Mayor Bill De Blasio went for a ride on the subway on Sunday, the New York Times reports, taking the F train from Park Slope (his home pre-Gracie Mansion) to Downtown Brooklyn. And though his short trip was a smooth one, the mayor seems to be well aware that that often isn't the case these days for New Yorkers: He told the reporters who accompanied him that the responsibility lies with Governor Cuomo to "fix the problem" of an increasingly unreliable transit system.
MTA chairman Joe Lhota was quick to respond, issuing a statement calling De Blasio's words "disingenuous." And Cuomo, for his part, said last week that the city is the one to blame for the current condition of the subways, but that the state is providing funding out of a sense of "moral" obligation, writes Crain's.
This back-and-forth is one of many in what feels, for millions of New Yorkers who face daily uncertainty in whether they'll be able to get around without disruptions, delays, and derailments, like a constant passing of the buck between the city and the state.
The matter of who must take charge in fixing the subways isn't straightforward, but the Village Voice explains that the state government does seem to hold the reins: Cuomo has the authority to approve who will be appointed to the board of the MTA, which itself has not contested any of the governor's decisions since his election.
As for funding, the trouble seems to stem not from insufficient money, but rather its allocation. The MTA's Capital Plan entails a $32.5 billion investment to "renew, enhance and expand our transportation network," as the agency puts it. And according to DNA Info, when Cuomo declared a state of emergency for the subways last month, he also pledged that the state would contribute another $1 billion to the MTA.
While that certainly sounds like a promising amount of cash to repair a system now buckling under decades of neglect, another Times story breaks down the numbers, and finds that the lion's share of that money is going toward projects like electronic tolling for cars and new stations along the Second Avenue Subway line--rather than improving the obsolete signaling system frequently responsible for delays. (How often have you been stuck on a train only to hear an announcement about "signal problems"?)
Meanwhile, De Blasio's transit initiatives include his proposed BQX streetcar, which would run along the Brooklyn-Queens waterfront, and has already proven controversial, arousing fears that such a development would speed up gentrification in those neighborhoods along the East River.

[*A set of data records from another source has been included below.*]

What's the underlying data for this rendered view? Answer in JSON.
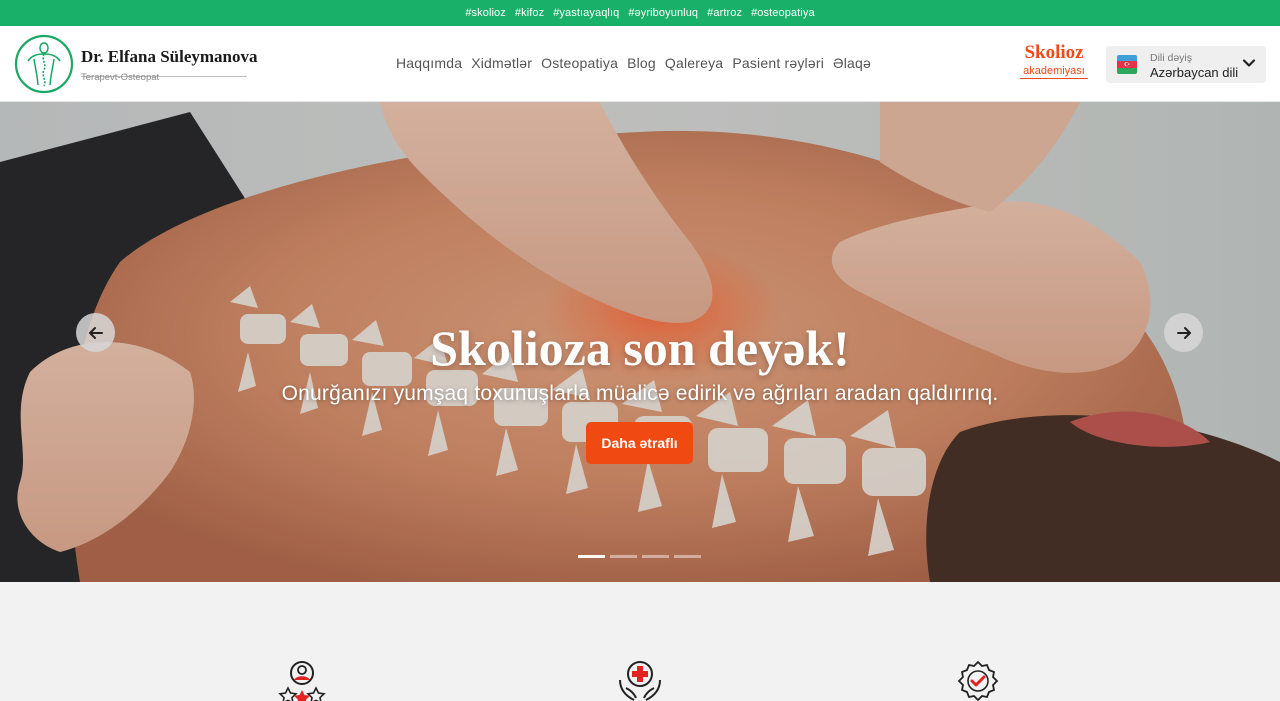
{
  "topbar": {
    "tags": [
      "#skolioz",
      "#kifoz",
      "#yastıayaqlıq",
      "#əyriboyunluq",
      "#artroz",
      "#osteopatiya"
    ]
  },
  "brand": {
    "name": "Dr. Elfana Süleymanova",
    "subtitle": "Terapevt-Osteopat"
  },
  "nav": {
    "items": [
      "Haqqımda",
      "Xidmətlər",
      "Osteopatiya",
      "Blog",
      "Qalereya",
      "Pasient rəyləri",
      "Əlaqə"
    ]
  },
  "academy": {
    "title": "Skolioz",
    "subtitle": "akademiyası"
  },
  "language": {
    "hint": "Dili dəyiş",
    "value": "Azərbaycan dili",
    "flag_colors": [
      "#3f9fd8",
      "#e8324a",
      "#2da85a"
    ]
  },
  "hero": {
    "title": "Skolioza son deyək!",
    "subtitle": "Onurğanızı yumşaq toxunuşlarla müalicə edirik və ağrıları aradan qaldırırıq.",
    "button_label": "Daha ətraflı",
    "slides_total": 4,
    "active_slide": 1
  },
  "colors": {
    "brand_green": "#19b06a",
    "accent_orange": "#f04a12"
  },
  "features": {
    "icons": [
      "specialist-rating-icon",
      "medical-care-hands-icon",
      "quality-badge-icon"
    ]
  }
}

So what can ordinary New Yorkers do, as they struggle with an ailing transit network while their leaders spar over who's to blame? One compelling idea put forward by transit advocates, writes the Village Voice, is to lean on the real estate developers who so shape the city, offering rezoning deals that will let them build in exchange for funds for transit improvements and subsidized fares. Perhaps with enough pressure from below, politicians at the top will be forced to act.